There are several signs that this decision is denoted in a colonial sense of paternalism rather than any true altruism. According to the report, the decriminalization campaign is set to begin in Berlin where LGBTQ+ activists from across Europe will meet to hatch a plan that is "mostly concentrated in the Middle East, Africa, and the Caribbean."
That sentence alone should set off several alarm bells. First of all, the Middle East, Africa, and the Caribbean are huge geopolitical entities. Attitudes toward gay people differ greatly among countries and regions within those entities and attempting to gather a room of European activists on how to deal with queer issues in those regions is the definition of paternalism.
According to Lederman, the names of the activists attending the dinner, scheduled for Tuesday night in Berlin, are not yet known, but they hail from a dozen European countries, including countries from Eastern and Central Europe, where legal protections for LGBTQ+ people are weaker than in Western Europe. The names of the activists are being concealed as some are not ready to be identified publicly.
Lederman says that the sentiment on the ground is that the initiative is "very much a work in progress" and that they made the announcement while "there's still a lot of strategy being worked out." However, Lederman did confirm that as of right now, activists from countries in the regions being discussed -- from Africa, the Middle East, and the Caribbean -- are not currently being brought to the discussion table.

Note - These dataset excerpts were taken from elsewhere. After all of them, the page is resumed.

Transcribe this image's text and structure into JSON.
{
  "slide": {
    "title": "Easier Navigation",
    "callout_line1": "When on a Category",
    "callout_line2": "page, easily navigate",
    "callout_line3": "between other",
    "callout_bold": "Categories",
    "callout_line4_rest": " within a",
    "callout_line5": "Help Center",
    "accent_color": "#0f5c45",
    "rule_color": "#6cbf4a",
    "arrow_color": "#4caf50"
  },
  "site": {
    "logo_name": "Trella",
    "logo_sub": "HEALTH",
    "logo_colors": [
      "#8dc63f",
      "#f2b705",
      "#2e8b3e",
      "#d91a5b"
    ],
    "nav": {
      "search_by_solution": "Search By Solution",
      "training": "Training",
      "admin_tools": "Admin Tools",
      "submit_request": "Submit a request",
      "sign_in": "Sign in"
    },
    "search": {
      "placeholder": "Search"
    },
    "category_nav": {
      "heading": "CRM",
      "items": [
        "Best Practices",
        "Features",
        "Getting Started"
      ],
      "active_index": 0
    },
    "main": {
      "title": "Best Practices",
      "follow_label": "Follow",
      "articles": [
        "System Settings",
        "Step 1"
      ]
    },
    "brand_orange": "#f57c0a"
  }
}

"They're not sure what it's going to look like as it gets fleshed out," and while he says they could possibly invite people from affected regions "at a future date," he says right now they're still working out details.

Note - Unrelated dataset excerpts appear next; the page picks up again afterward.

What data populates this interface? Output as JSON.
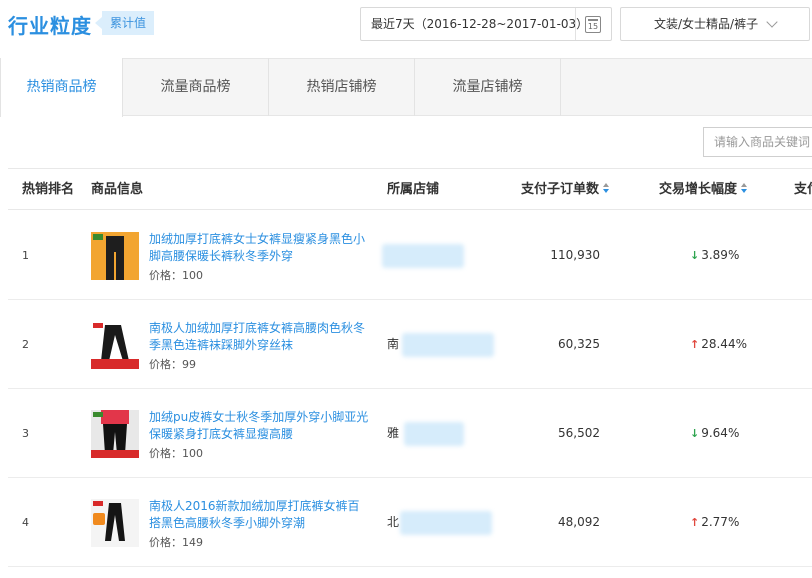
{
  "header": {
    "title": "行业粒度",
    "badge": "累计值",
    "date_range": "最近7天（2016-12-28~2017-01-03）",
    "calendar_day": "15",
    "category": "文装/女士精品/裤子"
  },
  "tabs": [
    {
      "label": "热销商品榜",
      "active": true
    },
    {
      "label": "流量商品榜",
      "active": false
    },
    {
      "label": "热销店铺榜",
      "active": false
    },
    {
      "label": "流量店铺榜",
      "active": false
    }
  ],
  "search": {
    "placeholder": "请输入商品关键词"
  },
  "table": {
    "columns": [
      "热销排名",
      "商品信息",
      "所属店铺",
      "支付子订单数",
      "交易增长幅度",
      "支付"
    ],
    "rows": [
      {
        "rank": "1",
        "name": "加绒加厚打底裤女士女裤显瘦紧身黑色小脚高腰保暖长裤秋冬季外穿",
        "price": "价格：100",
        "shop": "",
        "orders": "110,930",
        "growth": "3.89%",
        "trend": "down"
      },
      {
        "rank": "2",
        "name": "南极人加绒加厚打底裤女裤高腰肉色秋冬季黑色连裤袜踩脚外穿丝袜",
        "price": "价格：99",
        "shop": "南",
        "orders": "60,325",
        "growth": "28.44%",
        "trend": "up"
      },
      {
        "rank": "3",
        "name": "加绒pu皮裤女士秋冬季加厚外穿小脚亚光保暖紧身打底女裤显瘦高腰",
        "price": "价格：100",
        "shop": "雅",
        "orders": "56,502",
        "growth": "9.64%",
        "trend": "down"
      },
      {
        "rank": "4",
        "name": "南极人2016新款加绒加厚打底裤女裤百搭黑色高腰秋冬季小脚外穿潮",
        "price": "价格：149",
        "shop": "北",
        "orders": "48,092",
        "growth": "2.77%",
        "trend": "up"
      }
    ]
  },
  "colors": {
    "accent": "#2b8fe0",
    "down": "#2ea44f",
    "up": "#e0483e"
  }
}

Lederman plans to sit down with Grennell as well as several activists who attended the dinner meeting in Berlin for an interview that will air on MSNBC at a later date.
Though plans may or may not exist to invite local LGBTQ+ advocacy groups to the table, that they are not there at the plan's inception is dangerous. Inviting European activists to solve problems in the Middle East, African or the Caribbean -- which, once again, are not monolithic in the slightest -- is a toothless effort, more PR than progressive.